Two recent classics:
Mommy to Gracie: “We can’t have a cat because Daddy is allergic to cats.”
Gracie to Mommy: “When Daddy dies, can we get a cat?”
Daddy to Gracie: “There are no more dinosaurs. They all died long ago, and their bones are in museums.”
Gracie to Mommy: “When papa dies, are they going to put his bones in a museum?”
I know Gracie’s going to read this someday, so I’ll say right now: I forgive you (Ha ha ;-)
Really though, keep in mind, she is four years old now. This is how kids learn, incrementally drawing connections between concepts as they come up in conversation. Yet I am often surprised by the reactions I get when I tell other people these stories. The last one above in particular had me laughing so hard when my wife called to tell me on the phone that I had to tell my coworkers in the neighboring cubicles, and two of them were disturbed. Come on, she’s FOUR! This is how you learn. And it’s hilarious to boot! Was it beyond the pale of office etiquette to discuss?

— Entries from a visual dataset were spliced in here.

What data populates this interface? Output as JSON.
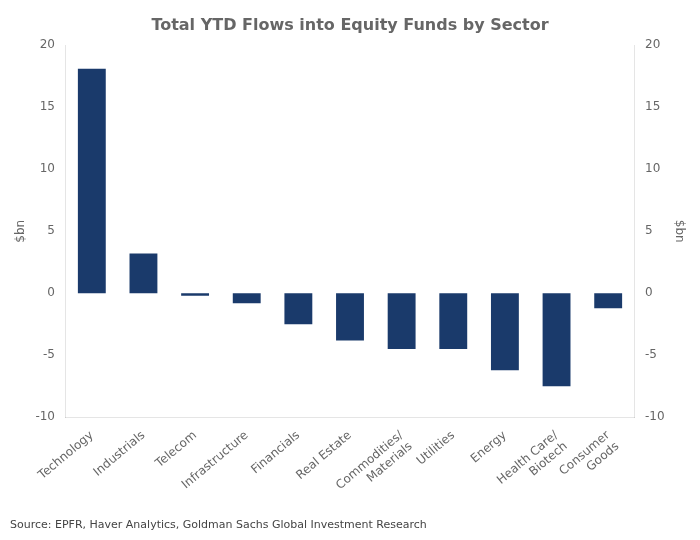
{
  "chart_data": {
    "type": "bar",
    "title": "Total YTD Flows into Equity Funds by Sector",
    "ylabel": "$bn",
    "y2label": "$bn",
    "source": "Source: EPFR, Haver Analytics, Goldman Sachs Global Investment Research",
    "categories": [
      "Technology",
      "Industrials",
      "Telecom",
      "Infrastructure",
      "Financials",
      "Real Estate",
      "Commodities/\nMaterials",
      "Utilities",
      "Energy",
      "Health Care/\nBiotech",
      "Consumer\nGoods"
    ],
    "values": [
      18.1,
      3.2,
      -0.2,
      -0.8,
      -2.5,
      -3.8,
      -4.5,
      -4.5,
      -6.2,
      -7.5,
      -1.2
    ],
    "color": "#1a3a6b",
    "ylim": [
      -10,
      20
    ],
    "yticks": [
      -10,
      -5,
      0,
      5,
      10,
      15,
      20
    ],
    "y2lim": [
      -10,
      20
    ],
    "y2ticks": [
      -10,
      -5,
      0,
      5,
      10,
      15,
      20
    ],
    "grid": false
  }
}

My Uncle Joe observed during our trip to California last year that my wife and I generally do not talk dumb to Gracie. We take pains to explain unfamiliar words when they come up and we usually don’t change subjects in front of her. And Gracie is a chatterbox and a half, and she reliably absorbs all of the language she hears. She is very adept at drawing connections. Nonetheless, the permanence of death is one concept that we’re not going into until she gets a little older.
Oh, and when I die, go ahead and put my bones in a museum and get all the cats you want, what the hell do I care? In fact, I think I’ll put that in my will.